Letters

Balancing small firms’ growth, competition

sme

Samson Biwott, General Manager of Tarakwo Dairies in Tarakwo, Uasin Gishu County shows Lala milk, which they produce on September 28, 2021. PHOTO | JARED NYATAYA | NMG

Summary

  • Unfair exclusive agreements imposed by big players foreclose the distribution chain by creating barriers to entry and expansion, while price fixing contraventions render certain services inaccessible to MSMEs.
  • Governments may also affect the operations of these firms through their regulatory regimes including licensing.
  • The Competition Authority of Kenya (CAK) aims to, among other things, extinguish these challenges facing MSMEs, including advising the national and the county governments to pass regulatory regimes that support investment climate.

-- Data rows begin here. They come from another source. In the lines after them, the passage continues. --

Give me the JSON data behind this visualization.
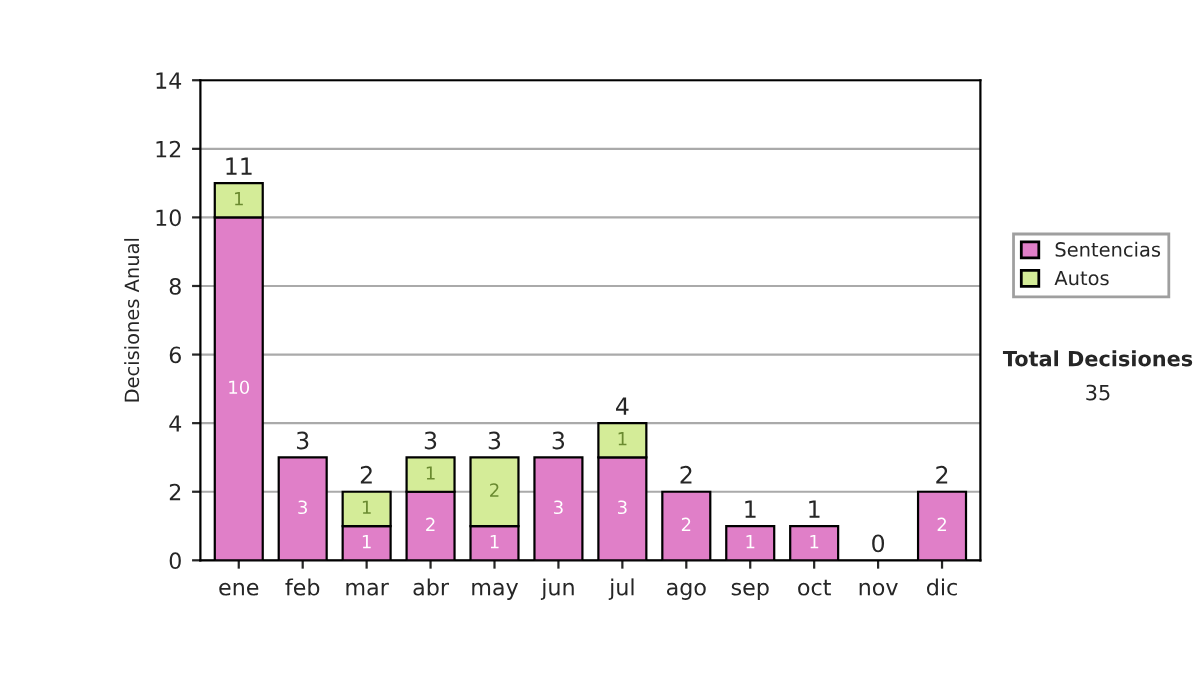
{
  "chart_data": {
    "type": "bar",
    "stacked": true,
    "ylabel": "Decisiones Anual",
    "categories": [
      "ene",
      "feb",
      "mar",
      "abr",
      "may",
      "jun",
      "jul",
      "ago",
      "sep",
      "oct",
      "nov",
      "dic"
    ],
    "series": [
      {
        "name": "Sentencias",
        "color": "#e07fc8",
        "values": [
          10,
          3,
          1,
          2,
          1,
          3,
          3,
          2,
          1,
          1,
          0,
          2
        ],
        "value_labels": [
          "10",
          "3",
          "1",
          "2",
          "1",
          "3",
          "3",
          "2",
          "1",
          "1",
          null,
          "2"
        ]
      },
      {
        "name": "Autos",
        "color": "#d4ec98",
        "values": [
          1,
          0,
          1,
          1,
          2,
          0,
          1,
          0,
          0,
          0,
          0,
          0
        ],
        "value_labels": [
          "1",
          null,
          "1",
          "1",
          "2",
          null,
          "1",
          null,
          null,
          null,
          null,
          null
        ]
      }
    ],
    "totals": [
      "11",
      "3",
      "2",
      "3",
      "3",
      "3",
      "4",
      "2",
      "1",
      "1",
      "0",
      "2"
    ],
    "ylim": [
      0,
      14
    ],
    "yticks": [
      0,
      2,
      4,
      6,
      8,
      10,
      12,
      14
    ],
    "grid": "y",
    "legend": "right",
    "annotations": [
      "Total Decisiones",
      "35"
    ]
  }
}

Discussions on reinvigorating the business environment in Kenya usually pivot to the fact that Micro, Small and Medium Enterprises (MSMEs) contribute about 34 percent of the country’s Gross Domestic Product and employ approximately 15 million people.

Unfortunately, a fifth of these small firms fail in their first year and just a third survive past their tenth birthday.

This low survival rate is attributed to the hurdles disproportionately facing MSMEs, such as unfair competition practices, including incidents where buyer firms with superior bargaining power delay payments, impose unfair contract terms, or transfer costs when dealing with suppliers.

Additionally, unfair exclusive agreements imposed by big players foreclose the distribution chain by creating barriers to entry and expansion, while price fixing contraventions render certain services inaccessible to MSMEs.

Governments may also affect the operations of these firms through their regulatory regimes including licensing.

These costs add to the financing strain facing MSMEs purchasing equipment for expansion, thereby stalling their growth.

The Competition Authority of Kenya (CAK) aims to, among other things, extinguish these challenges facing MSMEs, including advising the national and the county governments to pass regulatory regimes that support investment climate.

The CAK has intervened in various sectors which support MSMEs, including agriculture and manufacturing.

Additionally, interventions against big businesses disenfranchising their smaller supplier partners has occasioned the release of more than Sh2.5 billion to MSMEs operating in the retail and insurance space.

The CAK has supported the bargaining position of MSMEs entering into agreements with buyers by developing template contracts to guide the process.

Such interventions and more resonate with the theme of this year’s World Competition Day — Competition Policy for an Inclusive and Resilient Economy — marked on December 5.